Veroordeelt verdachte tot een gevangenisstraf voor de duur van 20 (twintig) maanden.
Beveelt dat de tijd die door veroordeelde voor de tenuitvoerlegging van deze uitspraak in verzekering en in voorlopige hechtenis is doorgebracht, bij de tenuitvoerlegging van die straf in mindering gebracht zal worden.
Beveelt dat een gedeelte, groot 5 (vijf) maanden, van deze gevangenisstraf niet tenuitvoergelegd zal worden, tenzij later anders wordt gelast.
Stelt daarbij een proeftijd van twee jaren vast.
De tenuitvoerlegging kan worden gelast indien de veroordeelde zich voor het einde van de proeftijd schuldig maakt aan een strafbaar feit.

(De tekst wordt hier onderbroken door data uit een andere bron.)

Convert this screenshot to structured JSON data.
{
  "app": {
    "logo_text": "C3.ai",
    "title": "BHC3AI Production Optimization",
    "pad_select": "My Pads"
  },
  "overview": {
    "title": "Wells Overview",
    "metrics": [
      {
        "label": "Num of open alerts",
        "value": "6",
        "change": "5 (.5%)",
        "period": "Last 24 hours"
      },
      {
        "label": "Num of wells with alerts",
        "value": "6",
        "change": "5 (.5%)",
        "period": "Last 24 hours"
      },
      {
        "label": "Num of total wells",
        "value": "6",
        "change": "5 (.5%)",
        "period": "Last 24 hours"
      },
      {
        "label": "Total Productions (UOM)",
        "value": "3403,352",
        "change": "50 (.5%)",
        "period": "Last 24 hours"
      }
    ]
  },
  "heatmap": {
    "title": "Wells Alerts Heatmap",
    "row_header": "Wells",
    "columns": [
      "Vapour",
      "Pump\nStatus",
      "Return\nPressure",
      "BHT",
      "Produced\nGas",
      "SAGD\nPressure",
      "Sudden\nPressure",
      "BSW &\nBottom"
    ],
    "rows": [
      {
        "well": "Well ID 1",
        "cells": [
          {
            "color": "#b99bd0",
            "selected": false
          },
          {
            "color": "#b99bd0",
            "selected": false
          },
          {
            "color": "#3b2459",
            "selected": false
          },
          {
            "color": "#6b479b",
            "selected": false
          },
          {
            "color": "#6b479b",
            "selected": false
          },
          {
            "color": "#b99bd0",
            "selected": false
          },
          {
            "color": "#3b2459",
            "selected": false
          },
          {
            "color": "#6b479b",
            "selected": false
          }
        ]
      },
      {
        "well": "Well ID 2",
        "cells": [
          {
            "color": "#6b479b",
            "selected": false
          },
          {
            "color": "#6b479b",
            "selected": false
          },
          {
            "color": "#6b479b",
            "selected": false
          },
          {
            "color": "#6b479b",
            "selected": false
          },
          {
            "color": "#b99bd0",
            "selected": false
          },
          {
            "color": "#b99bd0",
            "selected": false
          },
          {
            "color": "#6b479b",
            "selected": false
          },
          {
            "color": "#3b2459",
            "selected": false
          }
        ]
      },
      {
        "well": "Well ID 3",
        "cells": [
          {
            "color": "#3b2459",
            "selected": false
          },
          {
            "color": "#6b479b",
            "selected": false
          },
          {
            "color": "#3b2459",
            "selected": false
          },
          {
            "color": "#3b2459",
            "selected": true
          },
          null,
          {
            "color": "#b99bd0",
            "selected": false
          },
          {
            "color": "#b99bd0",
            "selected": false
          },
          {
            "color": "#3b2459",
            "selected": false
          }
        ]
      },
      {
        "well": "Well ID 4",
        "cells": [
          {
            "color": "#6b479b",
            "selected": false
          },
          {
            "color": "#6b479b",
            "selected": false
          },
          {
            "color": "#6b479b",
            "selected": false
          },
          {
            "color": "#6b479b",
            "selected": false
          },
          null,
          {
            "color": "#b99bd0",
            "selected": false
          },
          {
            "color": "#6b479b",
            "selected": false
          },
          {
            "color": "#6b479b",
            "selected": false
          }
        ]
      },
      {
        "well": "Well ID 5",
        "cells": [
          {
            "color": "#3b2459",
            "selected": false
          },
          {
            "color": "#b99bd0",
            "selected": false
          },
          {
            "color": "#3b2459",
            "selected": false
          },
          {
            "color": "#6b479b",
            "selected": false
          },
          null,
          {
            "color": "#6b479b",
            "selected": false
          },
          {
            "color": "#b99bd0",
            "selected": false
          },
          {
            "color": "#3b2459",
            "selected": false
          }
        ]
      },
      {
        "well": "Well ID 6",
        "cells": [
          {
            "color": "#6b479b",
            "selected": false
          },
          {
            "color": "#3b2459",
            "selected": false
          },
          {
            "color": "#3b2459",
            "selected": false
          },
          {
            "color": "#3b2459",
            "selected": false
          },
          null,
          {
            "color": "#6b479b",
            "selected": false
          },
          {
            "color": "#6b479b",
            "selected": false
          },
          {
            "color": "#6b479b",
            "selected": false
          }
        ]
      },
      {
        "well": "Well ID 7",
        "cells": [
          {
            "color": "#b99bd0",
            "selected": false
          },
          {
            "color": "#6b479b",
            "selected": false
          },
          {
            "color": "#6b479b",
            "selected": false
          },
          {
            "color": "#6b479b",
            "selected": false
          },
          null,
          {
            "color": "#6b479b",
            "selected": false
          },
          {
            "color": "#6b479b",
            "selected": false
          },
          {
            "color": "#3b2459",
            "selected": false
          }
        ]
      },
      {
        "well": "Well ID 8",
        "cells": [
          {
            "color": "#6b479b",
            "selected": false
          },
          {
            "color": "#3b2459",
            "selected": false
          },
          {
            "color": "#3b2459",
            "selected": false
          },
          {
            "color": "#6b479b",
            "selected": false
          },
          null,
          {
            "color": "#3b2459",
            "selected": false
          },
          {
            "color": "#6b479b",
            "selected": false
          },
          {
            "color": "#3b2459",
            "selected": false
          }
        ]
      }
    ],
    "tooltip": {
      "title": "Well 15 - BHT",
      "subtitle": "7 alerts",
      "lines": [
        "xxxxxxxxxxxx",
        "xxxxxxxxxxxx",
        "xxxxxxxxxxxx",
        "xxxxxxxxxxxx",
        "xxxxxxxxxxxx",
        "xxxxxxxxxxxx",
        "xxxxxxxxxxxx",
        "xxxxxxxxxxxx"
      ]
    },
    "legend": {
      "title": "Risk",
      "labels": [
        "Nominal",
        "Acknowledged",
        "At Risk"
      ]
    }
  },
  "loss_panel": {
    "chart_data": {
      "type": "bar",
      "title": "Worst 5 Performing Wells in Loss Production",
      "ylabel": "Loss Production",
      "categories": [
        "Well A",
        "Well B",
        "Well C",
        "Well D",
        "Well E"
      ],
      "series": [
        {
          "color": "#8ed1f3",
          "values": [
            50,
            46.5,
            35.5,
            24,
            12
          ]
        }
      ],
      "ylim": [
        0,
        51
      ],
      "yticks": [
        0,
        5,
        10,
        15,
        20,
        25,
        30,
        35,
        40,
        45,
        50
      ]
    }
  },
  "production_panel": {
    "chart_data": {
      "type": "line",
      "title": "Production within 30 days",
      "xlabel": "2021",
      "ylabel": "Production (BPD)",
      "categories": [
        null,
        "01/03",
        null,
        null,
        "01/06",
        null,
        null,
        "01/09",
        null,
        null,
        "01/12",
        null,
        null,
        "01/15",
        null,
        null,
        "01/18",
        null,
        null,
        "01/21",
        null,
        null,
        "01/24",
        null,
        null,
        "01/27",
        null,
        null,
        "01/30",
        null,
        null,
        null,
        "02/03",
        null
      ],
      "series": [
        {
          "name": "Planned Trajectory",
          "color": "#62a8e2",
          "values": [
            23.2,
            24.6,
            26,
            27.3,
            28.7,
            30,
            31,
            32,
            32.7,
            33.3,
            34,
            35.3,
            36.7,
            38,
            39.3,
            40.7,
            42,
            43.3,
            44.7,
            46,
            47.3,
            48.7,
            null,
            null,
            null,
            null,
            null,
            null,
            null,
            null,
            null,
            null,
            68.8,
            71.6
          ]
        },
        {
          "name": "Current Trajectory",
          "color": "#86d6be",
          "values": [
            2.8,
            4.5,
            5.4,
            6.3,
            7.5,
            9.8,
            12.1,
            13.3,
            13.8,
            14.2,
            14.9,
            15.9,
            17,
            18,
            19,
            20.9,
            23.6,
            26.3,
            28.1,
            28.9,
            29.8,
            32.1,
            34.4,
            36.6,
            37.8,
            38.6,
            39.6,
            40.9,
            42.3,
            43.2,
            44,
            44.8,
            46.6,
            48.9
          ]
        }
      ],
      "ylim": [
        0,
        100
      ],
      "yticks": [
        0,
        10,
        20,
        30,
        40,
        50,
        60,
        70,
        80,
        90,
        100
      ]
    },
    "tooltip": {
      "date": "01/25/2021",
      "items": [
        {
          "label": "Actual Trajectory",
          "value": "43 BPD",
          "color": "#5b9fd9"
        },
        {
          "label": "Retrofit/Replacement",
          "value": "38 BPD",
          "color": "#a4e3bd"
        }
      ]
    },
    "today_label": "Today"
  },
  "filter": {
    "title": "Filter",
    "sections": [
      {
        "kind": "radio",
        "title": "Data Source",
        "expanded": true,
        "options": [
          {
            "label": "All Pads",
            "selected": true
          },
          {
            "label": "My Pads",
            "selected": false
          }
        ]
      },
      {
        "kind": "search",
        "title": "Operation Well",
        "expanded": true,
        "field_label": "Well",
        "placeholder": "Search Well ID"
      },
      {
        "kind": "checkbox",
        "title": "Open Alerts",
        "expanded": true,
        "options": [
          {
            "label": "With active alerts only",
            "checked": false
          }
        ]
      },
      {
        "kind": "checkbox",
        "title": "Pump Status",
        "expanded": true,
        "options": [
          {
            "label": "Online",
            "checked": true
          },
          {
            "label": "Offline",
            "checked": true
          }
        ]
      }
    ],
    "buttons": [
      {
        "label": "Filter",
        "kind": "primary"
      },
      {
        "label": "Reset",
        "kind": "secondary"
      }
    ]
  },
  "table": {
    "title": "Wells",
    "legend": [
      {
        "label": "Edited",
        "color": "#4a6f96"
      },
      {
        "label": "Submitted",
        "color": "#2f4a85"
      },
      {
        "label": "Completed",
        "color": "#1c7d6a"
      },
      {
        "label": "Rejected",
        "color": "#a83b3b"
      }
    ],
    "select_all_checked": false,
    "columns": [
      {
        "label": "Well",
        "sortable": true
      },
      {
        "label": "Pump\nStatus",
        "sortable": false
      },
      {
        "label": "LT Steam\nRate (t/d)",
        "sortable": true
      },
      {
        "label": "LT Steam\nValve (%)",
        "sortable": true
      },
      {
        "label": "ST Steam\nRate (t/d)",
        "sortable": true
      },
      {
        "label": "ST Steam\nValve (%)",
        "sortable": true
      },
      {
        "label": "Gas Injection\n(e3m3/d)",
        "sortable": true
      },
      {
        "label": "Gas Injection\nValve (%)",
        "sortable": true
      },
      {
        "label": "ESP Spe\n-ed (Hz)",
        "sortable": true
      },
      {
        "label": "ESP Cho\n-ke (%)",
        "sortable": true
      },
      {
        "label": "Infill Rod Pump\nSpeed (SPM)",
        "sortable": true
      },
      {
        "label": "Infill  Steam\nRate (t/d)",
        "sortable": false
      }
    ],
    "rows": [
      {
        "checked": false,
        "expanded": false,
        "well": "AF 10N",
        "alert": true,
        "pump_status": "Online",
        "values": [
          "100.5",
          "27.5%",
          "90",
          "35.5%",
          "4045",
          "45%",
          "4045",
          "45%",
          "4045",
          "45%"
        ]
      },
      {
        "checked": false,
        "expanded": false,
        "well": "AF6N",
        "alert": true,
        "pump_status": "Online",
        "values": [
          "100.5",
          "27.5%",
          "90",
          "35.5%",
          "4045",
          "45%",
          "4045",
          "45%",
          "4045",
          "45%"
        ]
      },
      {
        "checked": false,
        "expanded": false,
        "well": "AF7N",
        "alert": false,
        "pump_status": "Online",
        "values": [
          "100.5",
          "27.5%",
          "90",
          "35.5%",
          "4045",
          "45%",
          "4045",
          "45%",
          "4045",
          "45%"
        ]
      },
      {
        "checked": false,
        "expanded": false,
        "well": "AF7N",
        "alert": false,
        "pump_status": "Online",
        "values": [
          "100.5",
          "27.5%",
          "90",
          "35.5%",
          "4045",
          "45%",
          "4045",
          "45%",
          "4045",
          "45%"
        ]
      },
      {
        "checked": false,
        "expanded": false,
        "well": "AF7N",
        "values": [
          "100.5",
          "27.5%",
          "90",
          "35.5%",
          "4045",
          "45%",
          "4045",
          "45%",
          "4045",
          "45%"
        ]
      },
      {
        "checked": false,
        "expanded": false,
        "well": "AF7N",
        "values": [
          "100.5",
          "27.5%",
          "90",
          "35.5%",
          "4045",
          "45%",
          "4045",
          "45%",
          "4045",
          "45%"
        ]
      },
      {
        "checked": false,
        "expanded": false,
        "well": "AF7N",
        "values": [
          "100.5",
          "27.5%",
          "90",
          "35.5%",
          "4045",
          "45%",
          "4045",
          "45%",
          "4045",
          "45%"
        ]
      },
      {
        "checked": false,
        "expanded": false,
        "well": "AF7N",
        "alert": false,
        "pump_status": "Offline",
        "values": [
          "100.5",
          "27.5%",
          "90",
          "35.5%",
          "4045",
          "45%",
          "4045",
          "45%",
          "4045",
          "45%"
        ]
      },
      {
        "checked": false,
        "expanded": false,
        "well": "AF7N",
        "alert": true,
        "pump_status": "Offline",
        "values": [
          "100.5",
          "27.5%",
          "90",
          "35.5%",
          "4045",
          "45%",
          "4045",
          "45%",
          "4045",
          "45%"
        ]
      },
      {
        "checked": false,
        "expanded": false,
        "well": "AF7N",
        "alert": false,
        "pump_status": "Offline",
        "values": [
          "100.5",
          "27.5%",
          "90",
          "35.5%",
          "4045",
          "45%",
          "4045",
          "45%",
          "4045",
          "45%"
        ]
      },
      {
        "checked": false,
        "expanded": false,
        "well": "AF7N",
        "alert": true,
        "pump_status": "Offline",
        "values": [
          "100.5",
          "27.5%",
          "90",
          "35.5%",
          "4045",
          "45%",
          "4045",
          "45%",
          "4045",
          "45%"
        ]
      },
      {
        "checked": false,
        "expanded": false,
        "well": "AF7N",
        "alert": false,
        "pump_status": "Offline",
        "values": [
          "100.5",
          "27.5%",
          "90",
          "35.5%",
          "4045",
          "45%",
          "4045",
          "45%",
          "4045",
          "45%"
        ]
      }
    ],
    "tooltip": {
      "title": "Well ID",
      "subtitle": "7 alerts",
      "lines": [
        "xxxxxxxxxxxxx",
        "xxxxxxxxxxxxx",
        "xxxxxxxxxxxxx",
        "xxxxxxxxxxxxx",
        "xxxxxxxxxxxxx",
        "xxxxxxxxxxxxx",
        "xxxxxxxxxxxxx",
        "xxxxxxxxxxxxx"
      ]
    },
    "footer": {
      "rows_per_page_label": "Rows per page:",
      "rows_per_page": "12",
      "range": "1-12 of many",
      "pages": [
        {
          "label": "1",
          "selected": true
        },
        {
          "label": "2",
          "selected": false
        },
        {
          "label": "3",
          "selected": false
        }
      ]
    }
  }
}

Verklaart verbeurd de goederen zoals opgenomen in de in bijlage 2 vermelde beslaglijst met de nummers 10, 11, 12, 15, 16, 18, 19, 32, 33, 36, 53, 57, 62, 66, 68, 92, 93, 94.
Verklaart onttrokken aan het verkeer de goederen zoals in de in bijlage 2 vermelde beslaglijst met de nummer 29, 30, 34, 37, 42, 54, 64, 65, 70, 71, 84, 85, 86, 87, 89, 90, 95, 96, 97.
Gelast de teruggave aan verdachte van de goederen zoals opgenomen in de in bijlage 2 vermelde beslaglijst met de nummers 1 t/m 9, 13, 14, 17, 20 t/m 28, 31, 35, 38 t/m 41, 43 t/m 52, 55, 56, 58, 61, 63, 67, 69, 72 t/m 83, 88, 91, 98 t/m 115.
Dit vonnis is gewezen door
mr. A. Eichperger, voorzitter,
mrs. P.P.C.M. Waarts en E.J. Weller, rechters,
in tegenwoordigheid van mrs. C.A. Mud en A.M.M. van Leuven, griffier,
en uitgesproken op de openbare terechtzitting van deze rechtbank van 8 oktober 2020.